Les Thébains, découragés ce jour-là d’une défaite qu’ils croyaient égale à leur victoire, apprirent le lendemain que les Phocéens et tous les autres s’étaient pendant la nuit retirés chez eux. Ils reprenaient courage, lorsque tout à coup l’on voit arriver Pausanias avec l’armée du Péloponnèse. Ils se crurent de nouveau menacés d’un grand danger ; le silence, la consternation était générale.

Le lendemain, les Athéniens vinrent se ranger en bataille avec eux, sans que Pausanias parût et combattît ; leur courage alors se ranima.

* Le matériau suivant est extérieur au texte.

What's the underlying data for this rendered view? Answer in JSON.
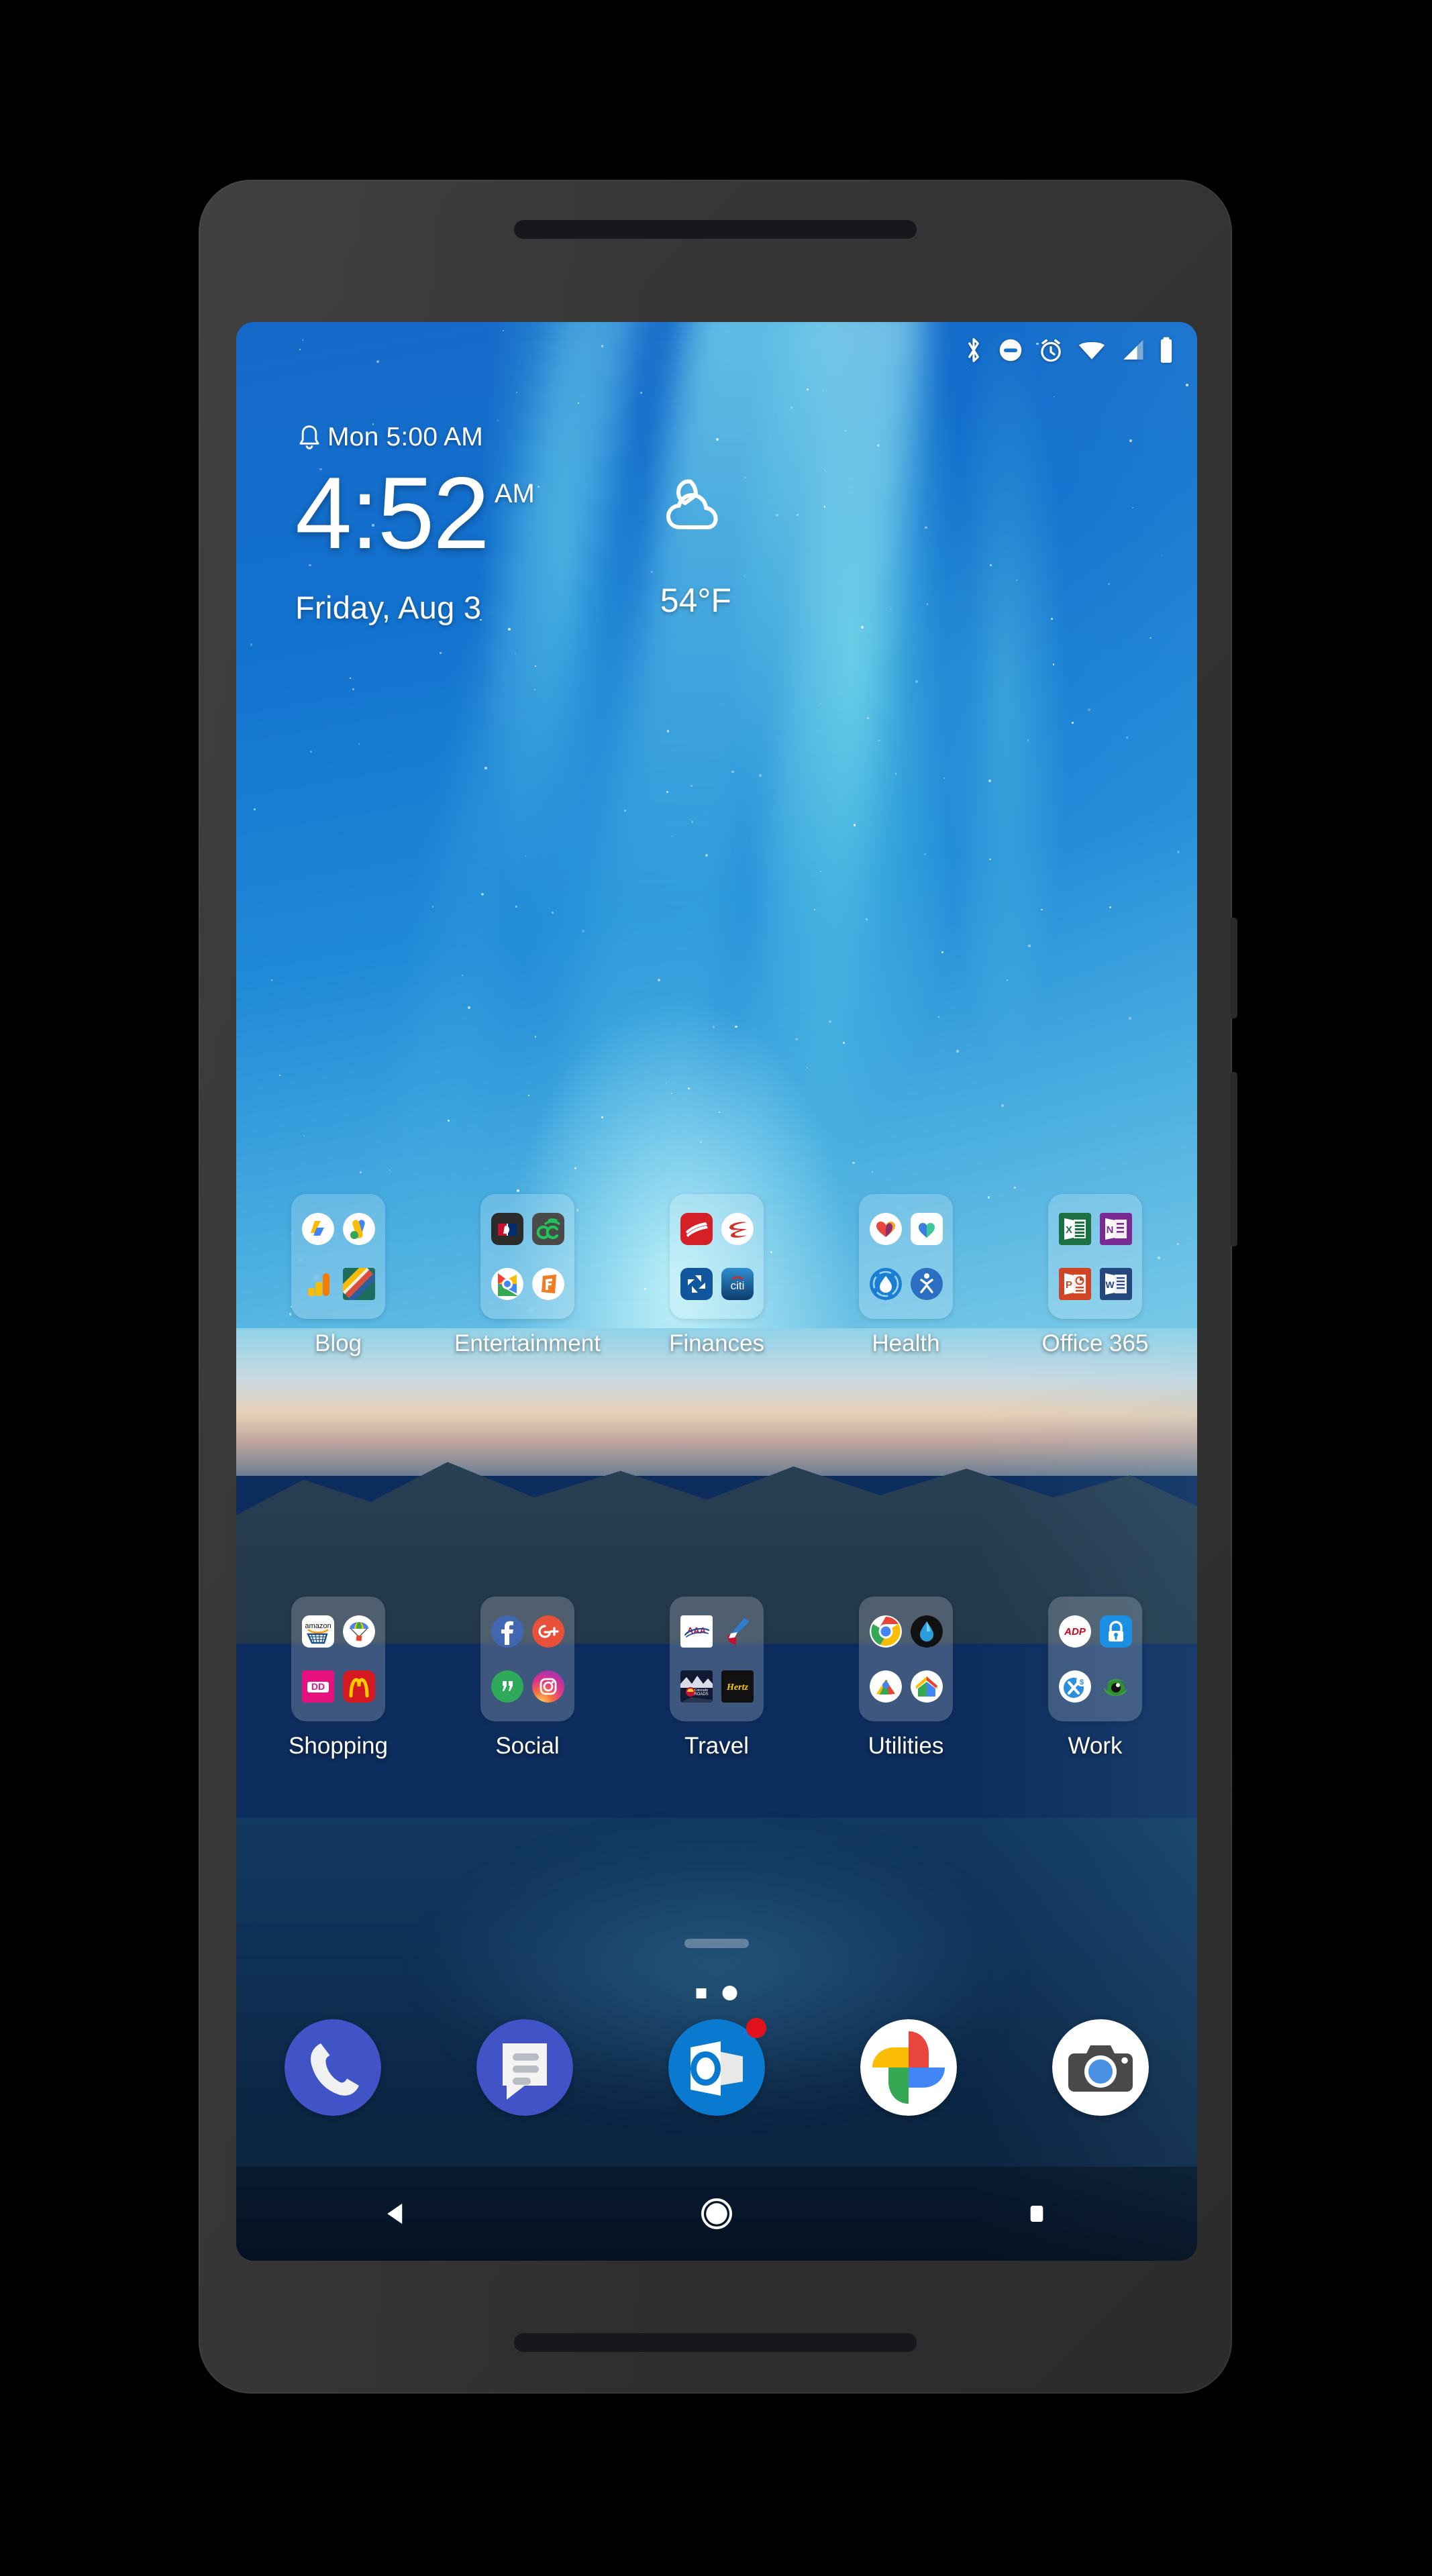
{
  "device": {
    "frame_label": "android-phone",
    "earpiece": "speaker-grille",
    "front_camera": "front-camera"
  },
  "status_bar": {
    "icons": [
      {
        "name": "bluetooth-icon",
        "label": "Bluetooth"
      },
      {
        "name": "do-not-disturb-icon",
        "label": "Do Not Disturb"
      },
      {
        "name": "alarm-icon",
        "label": "Alarm set"
      },
      {
        "name": "wifi-icon",
        "label": "Wi-Fi"
      },
      {
        "name": "cellular-signal-icon",
        "label": "Cellular signal"
      },
      {
        "name": "battery-icon",
        "label": "Battery"
      }
    ]
  },
  "widget": {
    "alarm_icon": "bell-icon",
    "alarm_text": "Mon 5:00 AM",
    "time": "4:52",
    "ampm": "AM",
    "date": "Friday, Aug 3",
    "weather_icon": "moon-cloud-icon",
    "temperature": "54°F"
  },
  "home_screen": {
    "folder_rows": [
      {
        "row": 1,
        "folders": [
          {
            "label": "Blog",
            "apps": [
              "adsense-icon",
              "google-ads-icon",
              "google-analytics-icon",
              "blogger-tile-icon"
            ]
          },
          {
            "label": "Entertainment",
            "apps": [
              "mlb-icon",
              "xfinity-cc-icon",
              "google-play-icon",
              "fandango-icon"
            ]
          },
          {
            "label": "Finances",
            "apps": [
              "bank-of-america-icon",
              "capital-one-icon",
              "chase-icon",
              "citi-icon"
            ]
          },
          {
            "label": "Health",
            "apps": [
              "samsung-health-icon",
              "fitness-icon",
              "water-tracker-icon",
              "body-fitness-icon"
            ]
          },
          {
            "label": "Office 365",
            "apps": [
              "excel-icon",
              "onenote-icon",
              "powerpoint-icon",
              "word-icon"
            ]
          }
        ]
      },
      {
        "row": 2,
        "folders": [
          {
            "label": "Shopping",
            "apps": [
              "amazon-icon",
              "google-express-icon",
              "dunkin-donuts-icon",
              "mcdonalds-icon"
            ]
          },
          {
            "label": "Social",
            "apps": [
              "facebook-icon",
              "google-plus-icon",
              "hangouts-icon",
              "instagram-icon"
            ]
          },
          {
            "label": "Travel",
            "apps": [
              "aaa-icon",
              "american-airlines-icon",
              "colorado-roads-icon",
              "hertz-icon"
            ]
          },
          {
            "label": "Utilities",
            "apps": [
              "chrome-icon",
              "dark-sky-icon",
              "google-maps-icon",
              "google-home-icon"
            ]
          },
          {
            "label": "Work",
            "apps": [
              "adp-icon",
              "authenticator-icon",
              "expense-icon",
              "eye-icon"
            ]
          }
        ]
      }
    ],
    "drag_handle": "drag-handle",
    "page_indicator": {
      "pages": 2,
      "current_page": 2,
      "home_page_marker": "square",
      "active_marker": "circle"
    }
  },
  "dock": {
    "items": [
      {
        "name": "phone-app",
        "label": "Phone"
      },
      {
        "name": "messages-app",
        "label": "Messages"
      },
      {
        "name": "outlook-app",
        "label": "Outlook",
        "badge": true
      },
      {
        "name": "google-photos-app",
        "label": "Photos"
      },
      {
        "name": "camera-app",
        "label": "Camera"
      }
    ]
  },
  "nav_bar": {
    "buttons": [
      {
        "name": "back-button",
        "label": "Back"
      },
      {
        "name": "home-button",
        "label": "Home"
      },
      {
        "name": "recents-button",
        "label": "Recents"
      }
    ]
  },
  "colors": {
    "accent_blue": "#1a73e8",
    "badge_red": "#e1121c",
    "wallpaper_sky": "#1272cf",
    "wallpaper_water": "#0f3156",
    "frame_gray": "#323232"
  }
}
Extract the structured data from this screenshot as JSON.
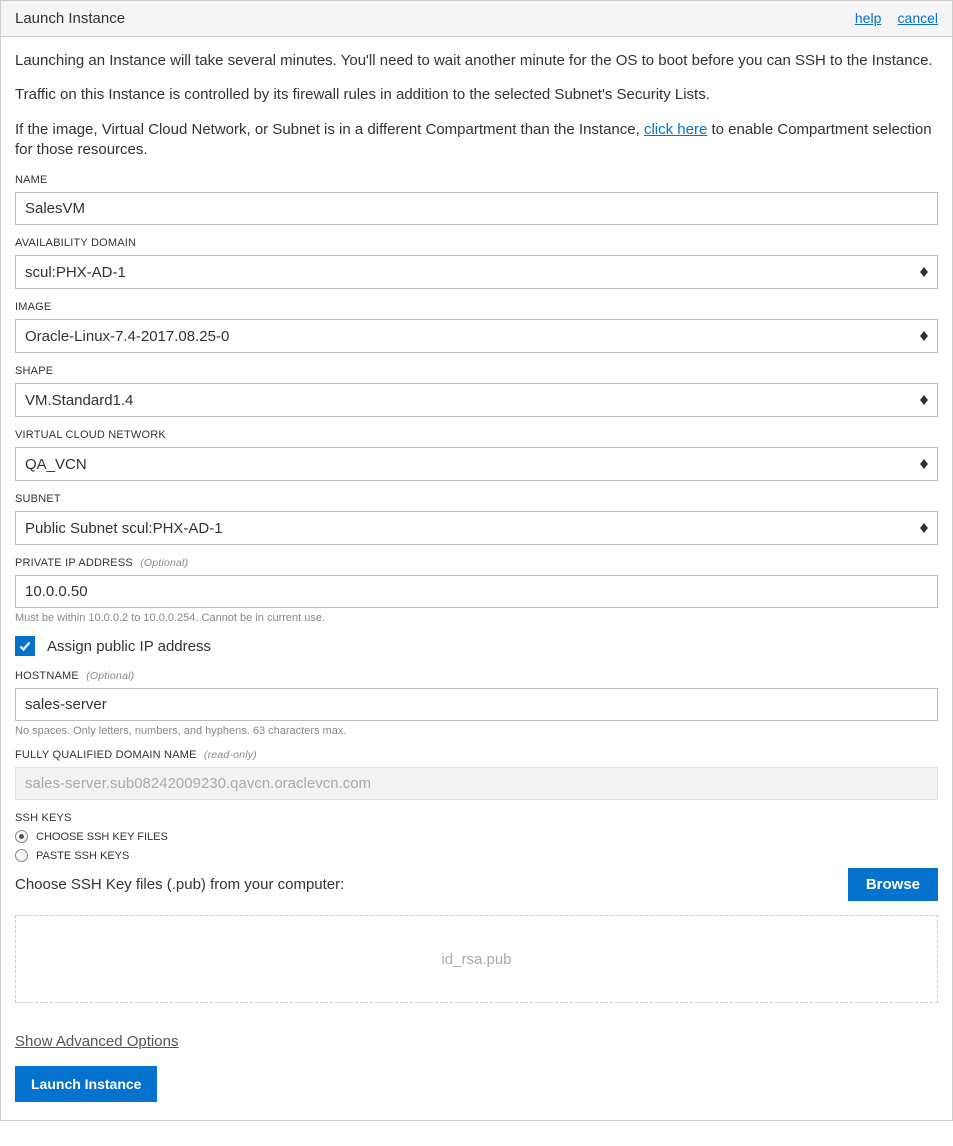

Le roi de Lacédémone avait convoqué ses polémarques et ses commandans de pentécostes, et mettait en délibération s’il livrerait bataille, et si, à la faveur d’une trêve, il enlèverait le corps de Lysandre et ceux des autres guerriers tués avec lui. Pausanias et son conseil songeaient à la mort de Lysandre et à la déroute de son armée ; les Corinthiens refusaient formellement de les suivre, les troupes montraient peu d’ardeur, la cavalerie ennemie était puissante et la sienne faible ; d’ailleurs, les morts étaient sous les murs de la place : même vainqueurs, pourraient-ils les enlever, lorsque les tours étaient munies de gens de trait ? Par toutes ces considérations, il fut arrété qu’on demanderait une trêve pour enlever les morts. Les Thébains dirent qu’ils ne l’accorderaient pas à moins que l’on ne sortît de leur territoire. Cette condition fut acceptée avec empressement ; on enleva les morts et l’on sortit de la Bœotie. Les Lacédémoniens se retiraient tristes : les Thébains, fiers de leurs avantages, voyaient-ils un soldat de Pausanias s’écarter tant soit peu pour gagner une métairie, ils le remenaient au grand chemin en le frappant.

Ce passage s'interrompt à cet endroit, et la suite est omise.